The group of biomarkers associated to a therapeutic response are not exclusively of a genetic nature; some proteomic biomarkers have also shown themselves to be capable of predicting response to treatment9. The presence of anti-citrullinated peptide antibodies (ACPA) is associated with a better response to rituximab and abatacept in subjects with RA10. Two novel protein biomarkers have recently been reported, which are able to predict therapeutic response. The first one, capable of predicting response to infliximab in patients with RA, is the anti-CENPF antibody (centromere protein F), which has a prediction accuracy of 0.756 as measured by AUC (area under the curve)11. The other one, capable of predicting response to the combination of chondroitin sulphate and glucosamine in patients with knee osteoarthritis (OA), is the orosmucoid 2 (ORM2) protein with an AUC of 0.80612. These findings have great clinical relevance, especially given the controversial efficacy of symptomatic slow action drugs for osteoarthritis (SYSADOAS) in patients with OA. Taking into account that there is a group of patients that exhibit a positive therapeutic response, it is of the essence to select those individuals most likely to benefit from this treatment as this will ensure that they will show a clinical improvement, and make it unnecessary to administer drugs such as NSAIDS, which are associated with severe side effects.

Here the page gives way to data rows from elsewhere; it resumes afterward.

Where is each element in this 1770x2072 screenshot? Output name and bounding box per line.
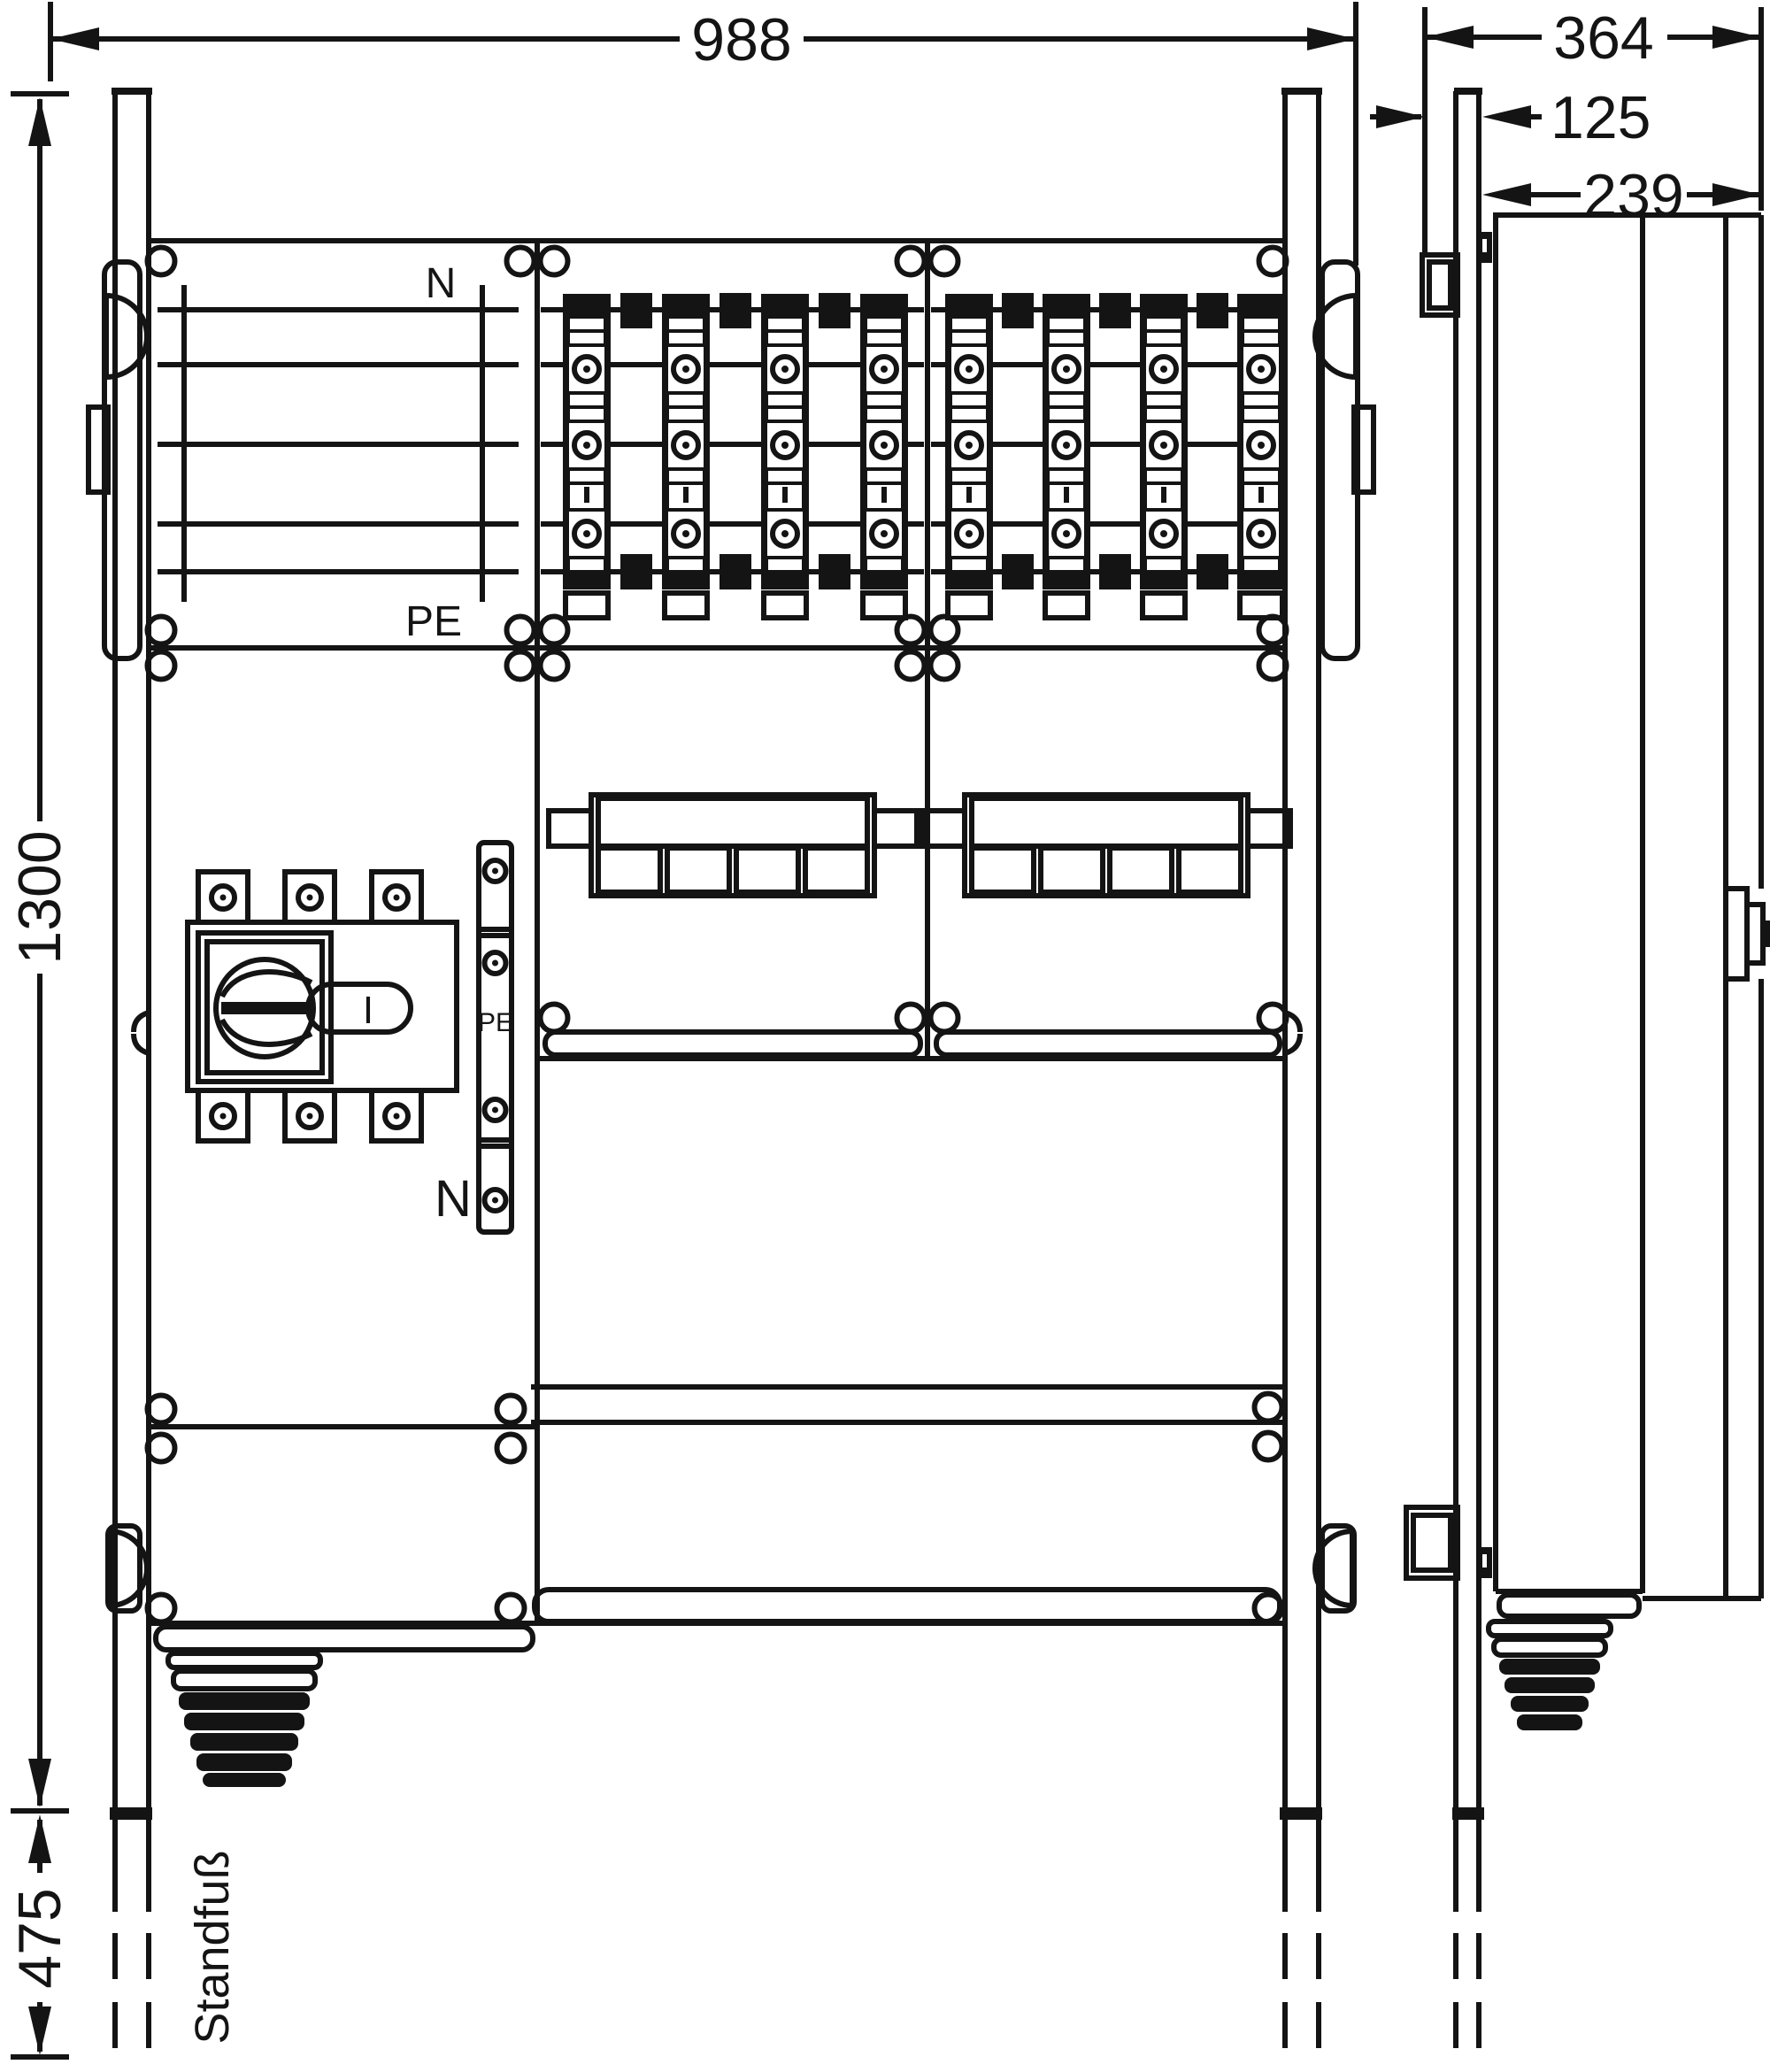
busbar-clamp bbox=[819, 293, 850, 328]
arrowhead-left bbox=[1425, 26, 1474, 49]
busbar-clamp bbox=[1197, 293, 1228, 328]
busbar-clamp bbox=[1002, 293, 1034, 328]
fuse-strip bbox=[945, 294, 993, 618]
cabinet-drawing: 988 1300 475 bbox=[0, 0, 1770, 2072]
dimension-wall-clearance-125: 125 bbox=[1370, 84, 1651, 151]
busbar-field: N PE bbox=[158, 260, 519, 645]
fuse-panel-2 bbox=[931, 293, 1285, 618]
bottom-flange bbox=[1499, 1595, 1639, 1616]
dim-body-depth-value: 239 bbox=[1583, 162, 1683, 229]
cable-gland-front bbox=[168, 1653, 320, 1787]
fuse-strip bbox=[1237, 294, 1285, 618]
fuse-strip bbox=[662, 294, 710, 618]
busbar-clamp bbox=[720, 293, 751, 328]
arrowhead-right bbox=[1712, 183, 1761, 206]
bottom-flange bbox=[535, 1590, 1280, 1621]
dim-depth-total-value: 364 bbox=[1553, 4, 1653, 72]
enclosure-grid bbox=[148, 241, 1287, 1650]
wall-bracket-inner bbox=[1429, 262, 1451, 308]
pe-n-terminal-strip: PE N bbox=[435, 843, 513, 1232]
neutral-bus-label: N bbox=[426, 260, 457, 307]
arrowhead-left bbox=[1482, 105, 1531, 128]
fuse-strip bbox=[761, 294, 809, 618]
arrowhead-up bbox=[28, 97, 51, 146]
technical-drawing-sheet: 988 1300 475 bbox=[0, 0, 1770, 2072]
bottom-flange bbox=[545, 1032, 920, 1055]
pe-strip-label: PE bbox=[478, 1008, 513, 1037]
rail-foot-cap bbox=[110, 1807, 152, 1820]
busbar-clamp bbox=[1197, 554, 1228, 589]
fuse-panel-1 bbox=[541, 293, 924, 618]
rail-foot-cap bbox=[1280, 1807, 1322, 1820]
fuse-strip bbox=[1140, 294, 1188, 618]
arrowhead-right bbox=[1376, 105, 1425, 128]
busbar-clamp bbox=[1099, 554, 1131, 589]
stand-foot-dashed-lines bbox=[115, 1820, 1319, 2072]
wall-bracket-inner bbox=[1413, 1515, 1451, 1570]
arrowhead-down bbox=[28, 2007, 51, 2055]
arrowhead-left bbox=[50, 27, 99, 50]
dimension-stand-475: 475 bbox=[6, 1814, 73, 2057]
pe-bus-label: PE bbox=[405, 598, 462, 645]
cable-gland-side bbox=[1489, 1621, 1611, 1730]
side-view: 364 125 239 bbox=[1370, 4, 1770, 2072]
dim-height-value: 1300 bbox=[6, 830, 73, 964]
busbar-clamp bbox=[1002, 554, 1034, 589]
side-mounting-plate bbox=[1406, 88, 1492, 2072]
arrowhead-right bbox=[1712, 26, 1761, 49]
arrowhead-up bbox=[28, 1814, 51, 1863]
door-handle bbox=[1726, 889, 1770, 979]
terminal-comb-2 bbox=[922, 795, 1290, 896]
dim-stand-value: 475 bbox=[6, 1888, 73, 1988]
bottom-flange bbox=[936, 1032, 1280, 1055]
fuse-strip bbox=[563, 294, 611, 618]
stand-foot-label: Standfuß bbox=[186, 1850, 239, 2044]
bottom-flange bbox=[156, 1627, 533, 1650]
busbar-clamp bbox=[1099, 293, 1131, 328]
main-switch: I bbox=[188, 872, 457, 1141]
plate-foot-cap bbox=[1452, 1807, 1484, 1820]
dim-wall-clearance-value: 125 bbox=[1551, 84, 1651, 151]
dimension-height-1300: 1300 bbox=[6, 94, 73, 1811]
switch-position-mark: I bbox=[363, 989, 373, 1032]
arrowhead-down bbox=[28, 1759, 51, 1807]
dim-width-value: 988 bbox=[691, 6, 791, 73]
comb-stub bbox=[874, 811, 917, 846]
dimension-body-depth-239: 239 bbox=[1482, 162, 1761, 229]
terminal-comb-1 bbox=[549, 795, 917, 896]
fuse-strip bbox=[860, 294, 908, 618]
front-view: 988 1300 475 bbox=[6, 2, 1374, 2072]
busbar-clamp bbox=[620, 554, 652, 589]
neutral-strip-label: N bbox=[435, 1170, 472, 1228]
comb-stub bbox=[549, 811, 591, 846]
dimension-width-988: 988 bbox=[50, 2, 1356, 266]
side-enclosure-body bbox=[1493, 212, 1770, 1616]
rotary-handle: I bbox=[216, 959, 411, 1057]
fuse-strip bbox=[1043, 294, 1090, 618]
arrowhead-left bbox=[1482, 183, 1531, 206]
busbar-clamp bbox=[819, 554, 850, 589]
arrowhead-right bbox=[1307, 27, 1356, 50]
busbar-clamp bbox=[720, 554, 751, 589]
busbar-clamp bbox=[620, 293, 652, 328]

In a nutshell, medicine in general and rheumatology in particular have in the last few years experienced a phenomenal development as a result of the advances made in the field of molecular biology. The body of knowledge generated by the different -omics (genomics, proteomics, transcriptomics, epigenomics), with the help of bioinformatics, will permit the combination of large amounts of patient data (big data) and the development of the tools required to deliver precision personalized medicine. It is our responsibility to ensure that every patient receives the treatment they need at the right time, avoiding unnecessary expense and contributing to the sustainability of the healthcare system. For those reasons it is essential to apply and implement personalized medicine in daily clinical practice.